Ceresney explained that in the last few years, the SEC’s enforcement resources targeted cases that arose from the 2008 financial crisis. But the focus on accounting is “very important.”

“Obviously financial statements and the accuracy of financial reporting is critical to our markets,” said Ceresney, who’s been with the agency 13 months. “So you know you start off with the premise that it’s a critical area.”

The SEC brought a number of important financial reporting cases in 2014, such as CVS Caremark Corp., Diamond Foods Inc., and AgFeed Industries Inc.

“Some people sometimes attempt to attribute the cases to the new task force,” Ceresney said. “They are not the result of our recent effort, but they do reflect an increased focus on the area.”

The enforcement director doesn’t expect investigations to uncover violations that are reminiscent of the fraud epidemic of 2001-2002 that included companies like Enron, WorldCom, Adelphia Communications, and Tyco.

“That may be because controls have gotten better,” Ceresney said, citing the Sarbanes-Oxley Act of 2002. The requirements of the landmark law have made it more difficult for fraud to escape detection for very long.

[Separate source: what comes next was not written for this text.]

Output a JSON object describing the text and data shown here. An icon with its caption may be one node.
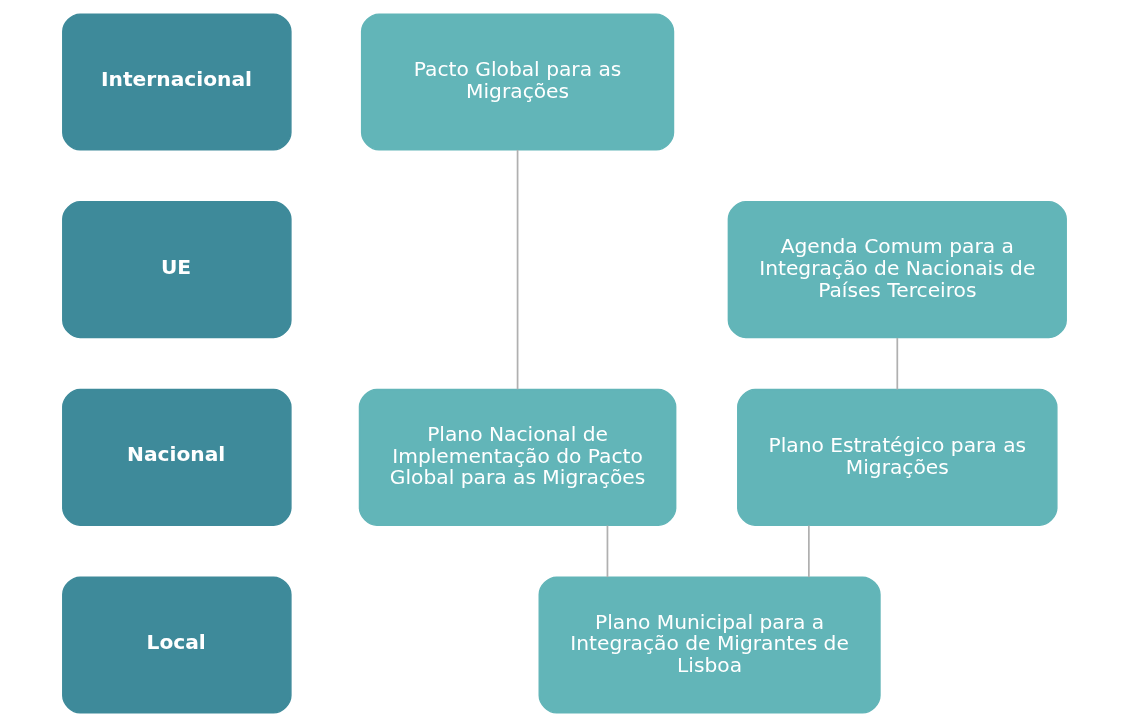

Still, SEC officials are uncovering faulty financial reporting controls at some companies and weak implementation of accounting standards in areas that are traditionally sources of fraud, including revenue recognition, recording of expenses, setting aside loss reserves, and newer areas like goodwill.

Ceresney said Enforcement Division staffers opened some new investigations in the last six months in part because of the task force’s work. He stressed, however, that the purpose of the task force is not to find obvious cases.

“If there is big restatement that’s announced tomorrow, we are going to open a matter and look at that,” Ceresney said. “We don’t need a task force to identify those kinds of cases. But we need the task force to find cases that aren’t so obvious.”

Ceresney was asked whether the task force has been using the Accounting Quality Model being developed by the Division of Economic and Risk Analysis to ferret out financial reporting abuses.

“I think it’s still in prototype,” he said.

In the past few months, SEC officials have been downplaying the Accounting Quality Model’s prowess. It has sometimes jokingly been called robocop. The regulators say it will be just one of several tools they use to fight fraud.